Возможно, они ощущали что-то схожее с тем, что ощущал Петре, только значительно хуже. Когда находишься на сломанном корабле, самая сложная задача — сидеть на месте и ничего не делать. Но они пытались, и Петре, выходя из комнаты отдыха, не мог не отметить, что пытались они с завидным профессионализмом, свойственным для хороших актеров и законченных маргиналов. Аксель с Ильей играли в карты так, словно им действительно интересна эта игра, а Густав лежал на своей полке практически без движения и с переменным успехом делал вид, что читает журнал. Во всем этом была какая-то своя доля правды, но отделить ее от лжи было не проще, чем отделить молоко от сыворотки голыми руками.
Дверь закрылось, и Аксель со стоном облегчения положил перед собой вытянутую из колоды семерку червей.
— Что это был за вздох? — улыбнулся Илья удачно вытянутой карте.
— Если я скажу, обещай не заносить это в бортжурнал.
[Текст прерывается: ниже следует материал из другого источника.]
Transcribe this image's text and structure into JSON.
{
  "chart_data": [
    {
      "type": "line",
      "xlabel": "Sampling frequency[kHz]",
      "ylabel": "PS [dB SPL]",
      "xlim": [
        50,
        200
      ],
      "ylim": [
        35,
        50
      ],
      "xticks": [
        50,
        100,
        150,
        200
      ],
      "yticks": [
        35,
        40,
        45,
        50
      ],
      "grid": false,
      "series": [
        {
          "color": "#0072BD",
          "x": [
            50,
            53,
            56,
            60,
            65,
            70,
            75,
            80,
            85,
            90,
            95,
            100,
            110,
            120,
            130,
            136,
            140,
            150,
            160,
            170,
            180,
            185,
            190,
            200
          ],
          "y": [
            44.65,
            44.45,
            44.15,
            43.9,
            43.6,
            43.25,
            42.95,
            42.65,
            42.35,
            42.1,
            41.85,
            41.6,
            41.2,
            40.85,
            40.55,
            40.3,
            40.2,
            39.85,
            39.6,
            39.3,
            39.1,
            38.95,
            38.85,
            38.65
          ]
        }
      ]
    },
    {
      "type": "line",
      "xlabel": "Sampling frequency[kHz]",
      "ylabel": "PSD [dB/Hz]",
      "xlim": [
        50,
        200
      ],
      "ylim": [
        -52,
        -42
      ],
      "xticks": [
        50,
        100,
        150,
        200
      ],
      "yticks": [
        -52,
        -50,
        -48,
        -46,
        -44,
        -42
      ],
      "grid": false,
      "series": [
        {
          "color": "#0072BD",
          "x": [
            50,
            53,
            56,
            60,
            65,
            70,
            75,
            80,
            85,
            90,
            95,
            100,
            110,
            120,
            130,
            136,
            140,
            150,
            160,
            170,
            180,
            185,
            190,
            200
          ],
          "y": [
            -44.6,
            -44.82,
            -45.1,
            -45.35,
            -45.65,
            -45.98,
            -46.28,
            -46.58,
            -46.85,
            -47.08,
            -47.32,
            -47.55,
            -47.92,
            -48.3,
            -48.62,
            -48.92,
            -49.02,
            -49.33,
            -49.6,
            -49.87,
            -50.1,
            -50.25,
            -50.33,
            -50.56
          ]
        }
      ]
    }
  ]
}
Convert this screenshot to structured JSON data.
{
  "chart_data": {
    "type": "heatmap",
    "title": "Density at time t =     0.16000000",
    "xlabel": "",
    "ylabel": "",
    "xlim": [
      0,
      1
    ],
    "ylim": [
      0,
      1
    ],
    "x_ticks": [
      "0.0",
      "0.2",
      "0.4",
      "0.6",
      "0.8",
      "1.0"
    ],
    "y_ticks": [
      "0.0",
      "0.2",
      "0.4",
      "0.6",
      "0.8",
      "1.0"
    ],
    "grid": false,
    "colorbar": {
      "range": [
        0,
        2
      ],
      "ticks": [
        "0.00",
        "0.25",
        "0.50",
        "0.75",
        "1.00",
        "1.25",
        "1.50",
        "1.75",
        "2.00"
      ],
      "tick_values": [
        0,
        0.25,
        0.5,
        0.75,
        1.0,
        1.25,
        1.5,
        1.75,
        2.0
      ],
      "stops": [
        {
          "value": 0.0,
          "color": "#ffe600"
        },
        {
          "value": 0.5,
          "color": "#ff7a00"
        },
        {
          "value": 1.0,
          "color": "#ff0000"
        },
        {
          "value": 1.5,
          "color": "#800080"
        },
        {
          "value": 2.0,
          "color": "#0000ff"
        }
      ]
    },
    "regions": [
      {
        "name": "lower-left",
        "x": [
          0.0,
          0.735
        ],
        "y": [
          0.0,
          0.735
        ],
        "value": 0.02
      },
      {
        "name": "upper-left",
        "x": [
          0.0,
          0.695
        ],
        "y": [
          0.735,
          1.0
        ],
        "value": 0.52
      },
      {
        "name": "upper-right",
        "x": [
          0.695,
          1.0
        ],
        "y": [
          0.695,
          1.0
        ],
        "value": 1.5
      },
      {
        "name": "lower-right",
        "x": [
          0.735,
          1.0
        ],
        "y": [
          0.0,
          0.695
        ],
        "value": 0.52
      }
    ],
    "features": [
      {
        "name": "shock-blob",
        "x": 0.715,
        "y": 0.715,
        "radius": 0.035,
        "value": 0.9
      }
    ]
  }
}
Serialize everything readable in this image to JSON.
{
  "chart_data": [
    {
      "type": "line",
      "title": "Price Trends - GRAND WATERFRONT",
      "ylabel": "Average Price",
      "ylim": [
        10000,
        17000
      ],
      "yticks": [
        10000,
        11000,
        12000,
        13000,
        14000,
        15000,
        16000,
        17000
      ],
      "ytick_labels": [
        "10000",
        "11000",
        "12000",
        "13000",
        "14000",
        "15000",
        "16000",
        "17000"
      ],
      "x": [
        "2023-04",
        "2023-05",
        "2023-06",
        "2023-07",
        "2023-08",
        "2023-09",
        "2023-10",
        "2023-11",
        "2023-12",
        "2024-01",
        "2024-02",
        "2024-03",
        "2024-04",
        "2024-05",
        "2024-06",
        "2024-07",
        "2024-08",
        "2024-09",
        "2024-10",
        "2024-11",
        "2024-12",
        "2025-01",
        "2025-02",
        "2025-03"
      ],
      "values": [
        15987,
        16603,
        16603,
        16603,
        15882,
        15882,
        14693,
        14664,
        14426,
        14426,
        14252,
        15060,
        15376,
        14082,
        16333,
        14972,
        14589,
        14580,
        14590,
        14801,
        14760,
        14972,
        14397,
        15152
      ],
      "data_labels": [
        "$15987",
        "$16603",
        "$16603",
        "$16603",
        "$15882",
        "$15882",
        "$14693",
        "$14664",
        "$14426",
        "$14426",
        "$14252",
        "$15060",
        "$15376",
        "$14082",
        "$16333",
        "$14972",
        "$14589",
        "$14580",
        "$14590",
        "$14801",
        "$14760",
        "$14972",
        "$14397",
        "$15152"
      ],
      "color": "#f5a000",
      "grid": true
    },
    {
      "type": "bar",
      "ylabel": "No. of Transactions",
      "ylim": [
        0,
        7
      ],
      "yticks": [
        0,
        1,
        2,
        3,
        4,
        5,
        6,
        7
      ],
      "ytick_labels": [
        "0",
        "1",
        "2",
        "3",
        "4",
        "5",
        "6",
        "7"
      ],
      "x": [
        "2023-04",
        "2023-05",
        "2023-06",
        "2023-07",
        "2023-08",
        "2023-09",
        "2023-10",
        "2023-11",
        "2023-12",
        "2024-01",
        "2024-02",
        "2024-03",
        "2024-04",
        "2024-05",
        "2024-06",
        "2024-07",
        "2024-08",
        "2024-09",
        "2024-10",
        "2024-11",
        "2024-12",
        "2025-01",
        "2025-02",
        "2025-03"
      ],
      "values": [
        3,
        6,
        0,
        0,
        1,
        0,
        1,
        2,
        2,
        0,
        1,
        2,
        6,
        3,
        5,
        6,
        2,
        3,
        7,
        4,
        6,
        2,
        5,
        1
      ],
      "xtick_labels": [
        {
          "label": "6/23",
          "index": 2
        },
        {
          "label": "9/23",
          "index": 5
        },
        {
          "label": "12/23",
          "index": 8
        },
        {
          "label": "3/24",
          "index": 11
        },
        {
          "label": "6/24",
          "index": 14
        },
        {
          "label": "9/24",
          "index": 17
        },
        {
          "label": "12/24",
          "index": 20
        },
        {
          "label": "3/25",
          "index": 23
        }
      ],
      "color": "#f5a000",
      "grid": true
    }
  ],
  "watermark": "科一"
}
Это немного противоречит правилам.
— Обещаю не заносить это в бортжурнал, — ответил Илья без интереса. — Кстати, эта шутка уже начинает мне казаться смешной.
— Петре, — кивнул Аксель на дверь, вытягивая карту. — Он меня нервирует.
— Просто корреспондент за работой посреди межзвездного пространства. Чем он может нервировать?
— Да он… — резко произнес Аксел и тут же запнулся. — Он как-то странно смотрит на меня. Я не люблю, когда на меня так смотрят. Вот ты на меня хоть раз так смотрел?
— Как?
— Не знаю. Оценивающе, словно инструктор на стажировке. Он меня разве что понюхать и облизать не успел. Мне постоянно кажется, что он следит за мной и записывает в свой блокнот каждое мое действие, чтобы потом занести какую-нибудь гадость в мой послужной список.
— Кажется, у тебя опять паранойя разыгралась.
— Людей без паранойи в космос не пускают.
— С паранойей тоже.
— И кто тогда остается?
— Мы, — выложил Илья карты на стол. — Придурки, которым не сиделось на родной планете. Восемнадцать.
— Двадцать, — победоносно выложил Аксель свои карты и указал на палубу. — Прошу.
Это была самая распространенная практика на межзвездных судах. Играть на деньги было строго запрещено, а играть на интерес было не интересно. Дальнобойщикам не пришлось долго искать достойный предмет игры среди скудного выбора призов, и все дружно сошлись на том, что победителю должно достаться… ничего. А проигравшему полсотни отжиманий. Илья покорно уперся руками в палубу и начал пыхтеть счет себе под нос.
— Не халтурь. Грудью до палубы.
— Не учи. Меня. Отжиматься. — Илья выталкивал из себя слова в такт повторениям. — Ты знаешь. Есть. В этом. Некоторая. Эволю. Ционная. Мораль.
— В чем? В том, что ты часто проигрываешь?
— Нет. В том. Что я. С каждым. Проигрышем. Становлюсь. Сильнее.
— Это не научит тебя играть лучше.
— Зато. Научит. Меня. Надирать. Тебе. Уши. Если. Будешь. Много. Умничать.
— Можешь попробовать, но это не отменяет того факта, что все мы в одинаковой степени круглые неудачники.
— Отставить. Пессимизм. — Илья оттолкнул от себя палубу в последний раз и быстро поднялся на ноги. — Я запрещаю опускать нос. Все ясно?
— Прости, но ты не можешь ничего запрещать или приказывать. Ты потерял нашего товарища и корабль.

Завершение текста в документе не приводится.